FDLR en RDC : Paul Kagame doute du protocole de reddition

FDLR en RDC Paul Kagame doute du protocole de reddition
Crédits photo : paulkagame

À Kigali, Paul Kagame a jugé superficiel le protocole de reddition des Forces démocratiques de libération du Rwanda (FDLR). Kinshasa l’a annoncé. Le président du Rwanda s’exprimait lundi 24 août 2026, pendant une conférence de presse. Il n’a pas cité directement l’accord, mais sa cible ne faisait guère de doute.

Selon lui, les initiatives présentées jusqu’ici ne s’attaquent pas aux racines du problème. Elles chercheraient surtout à calmer la tension, sans traiter la menace qui inquiète Kigali. Cette position place le désarmement des FDLR au centre du face-à-face entre les deux capitales.

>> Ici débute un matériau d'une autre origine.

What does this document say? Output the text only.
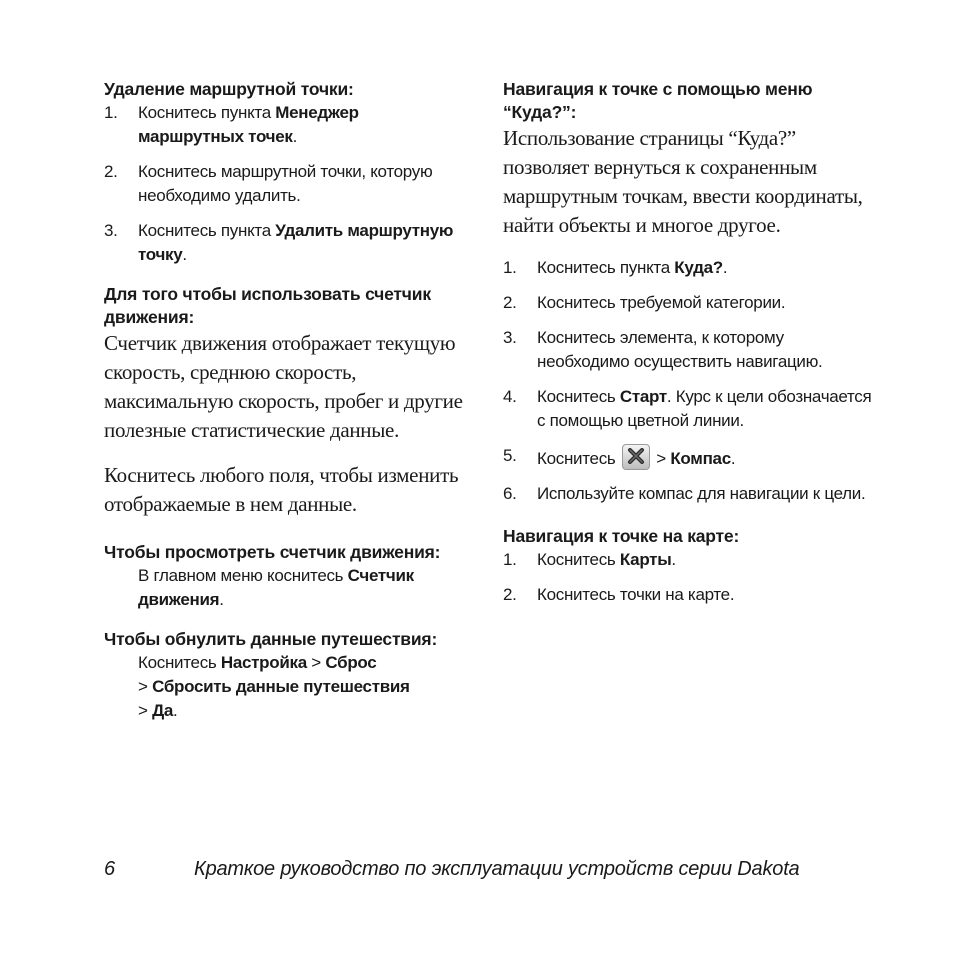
Удаление маршрутной точки:
1.	Коснитесь пункта Менеджер маршрутных точек.
2.	Коснитесь маршрутной точки, которую необходимо удалить.
3.	Коснитесь пункта Удалить маршрутную точку.
Для того чтобы использовать счетчик движения:

Счетчик движения отображает текущую скорость, среднюю скорость, максимальную скорость, пробег и другие полезные статистические данные.

Коснитесь любого поля, чтобы изменить отображаемые в нем данные.

Чтобы просмотреть счетчик движения:
В главном меню коснитесь Счетчик движения.
Чтобы обнулить данные путешествия:
Коснитесь Настройка > Сброс
> Сбросить данные путешествия
> Да.
Навигация к точке с помощью меню “Куда?”:

Использование страницы “Куда?” позволяет вернуться к сохраненным маршрутным точкам, ввести координаты, найти объекты и многое другое.

1.	Коснитесь пункта Куда?.
2.	Коснитесь требуемой категории.
3.	Коснитесь элемента, к которому необходимо осуществить навигацию.
4.	Коснитесь Старт. Курс к цели обозначается с помощью цветной линии.
5.	Коснитесь
> Компас.
6.	Используйте компас для навигации к цели.
Навигация к точке на карте:
1.	Коснитесь Карты.
2.	Коснитесь точки на карте.
6	Краткое руководство по эксплуатации устройств серии Dakota
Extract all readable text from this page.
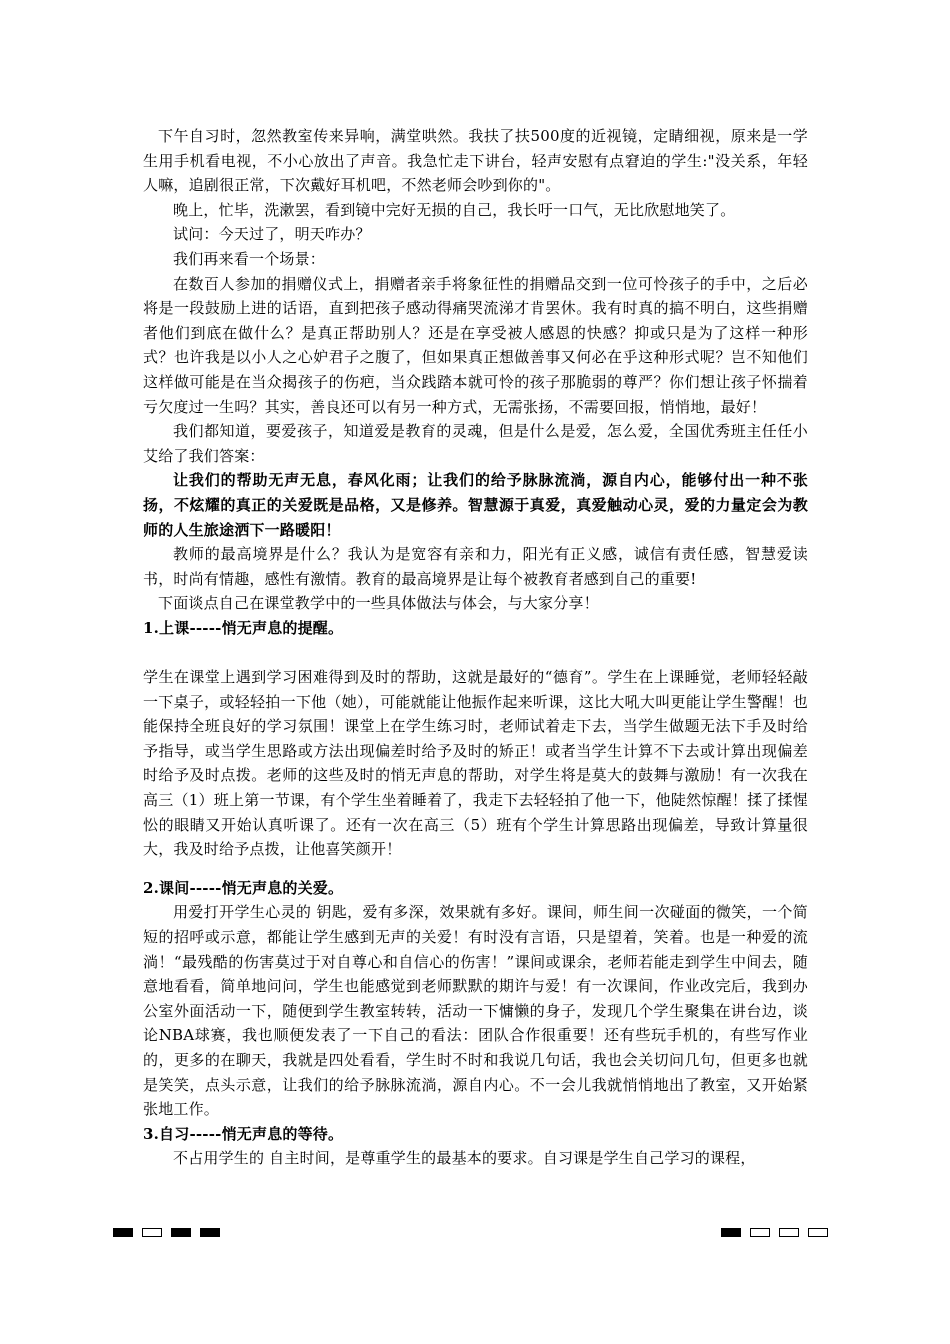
下午自习时，忽然教室传来异响，满堂哄然。我扶了扶500度的近视镜，定睛细视，原来是一学生用手机看电视，不小心放出了声音。我急忙走下讲台，轻声安慰有点窘迫的学生:"没关系，年轻人嘛，追剧很正常，下次戴好耳机吧，不然老师会吵到你的"。

晚上，忙毕，洗漱罢，看到镜中完好无损的自己，我长吁一口气，无比欣慰地笑了。

试问：今天过了，明天咋办？

我们再来看一个场景：

在数百人参加的捐赠仪式上，捐赠者亲手将象征性的捐赠品交到一位可怜孩子的手中，之后必将是一段鼓励上进的话语，直到把孩子感动得痛哭流涕才肯罢休。我有时真的搞不明白，这些捐赠者他们到底在做什么？是真正帮助别人？还是在享受被人感恩的快感？抑或只是为了这样一种形式？也许我是以小人之心妒君子之腹了，但如果真正想做善事又何必在乎这种形式呢？岂不知他们这样做可能是在当众揭孩子的伤疤，当众践踏本就可怜的孩子那脆弱的尊严？你们想让孩子怀揣着亏欠度过一生吗？其实，善良还可以有另一种方式，无需张扬，不需要回报，悄悄地，最好！

我们都知道，要爱孩子，知道爱是教育的灵魂，但是什么是爱，怎么爱，全国优秀班主任任小艾给了我们答案：

让我们的帮助无声无息，春风化雨；让我们的给予脉脉流淌，源自内心，能够付出一种不张扬，不炫耀的真正的关爱既是品格，又是修养。智慧源于真爱，真爱触动心灵，爱的力量定会为教师的人生旅途洒下一路暖阳！

教师的最高境界是什么？我认为是宽容有亲和力，阳光有正义感，诚信有责任感，智慧爱读书，时尚有情趣，感性有激情。教育的最高境界是让每个被教育者感到自己的重要!

下面谈点自己在课堂教学中的一些具体做法与体会，与大家分享！

1.上课-----悄无声息的提醒。

学生在课堂上遇到学习困难得到及时的帮助，这就是最好的“德育”。学生在上课睡觉，老师轻轻敲一下桌子，或轻轻拍一下他（她），可能就能让他振作起来听课，这比大吼大叫更能让学生警醒！也能保持全班良好的学习氛围！课堂上在学生练习时，老师试着走下去，当学生做题无法下手及时给予指导，或当学生思路或方法出现偏差时给予及时的矫正！或者当学生计算不下去或计算出现偏差时给予及时点拨。老师的这些及时的悄无声息的帮助，对学生将是莫大的鼓舞与激励！有一次我在高三（1）班上第一节课，有个学生坐着睡着了，我走下去轻轻拍了他一下，他陡然惊醒！揉了揉惺忪的眼睛又开始认真听课了。还有一次在高三（5）班有个学生计算思路出现偏差，导致计算量很大，我及时给予点拨，让他喜笑颜开！

2.课间-----悄无声息的关爱。

用爱打开学生心灵的 钥匙，爱有多深，效果就有多好。课间，师生间一次碰面的微笑，一个简短的招呼或示意，都能让学生感到无声的关爱！有时没有言语，只是望着，笑着。也是一种爱的流淌！“最残酷的伤害莫过于对自尊心和自信心的伤害！”课间或课余，老师若能走到学生中间去，随意地看看，简单地问问，学生也能感觉到老师默默的期许与爱！有一次课间，作业改完后，我到办公室外面活动一下，随便到学生教室转转，活动一下慵懒的身子，发现几个学生聚集在讲台边，谈论NBA球赛，我也顺便发表了一下自己的看法：团队合作很重要！还有些玩手机的，有些写作业的，更多的在聊天，我就是四处看看，学生时不时和我说几句话，我也会关切问几句，但更多也就是笑笑，点头示意，让我们的给予脉脉流淌，源自内心。不一会儿我就悄悄地出了教室，又开始紧张地工作。

3.自习-----悄无声息的等待。

不占用学生的 自主时间，是尊重学生的最基本的要求。自习课是学生自己学习的课程，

Le ministre des Affaires étrangères du Rwanda, Olivier Nduhungirehe, avait déjà contesté le protocole. Sur les réseaux sociaux, il l’a présenté comme une manœuvre de Kinshasa. Il estime aussi que le texte retarde l’exécution des engagements de Washington. Ces propos reflètent la lecture de Kigali, sans constituer une vérification.

Le protocole prévoit le dépôt des armes et le cantonnement des combattants. Il ouvre aussi la voie à leur retour au Rwanda ou à leur départ vers un pays tiers. La justice doit traiter les personnes poursuivies.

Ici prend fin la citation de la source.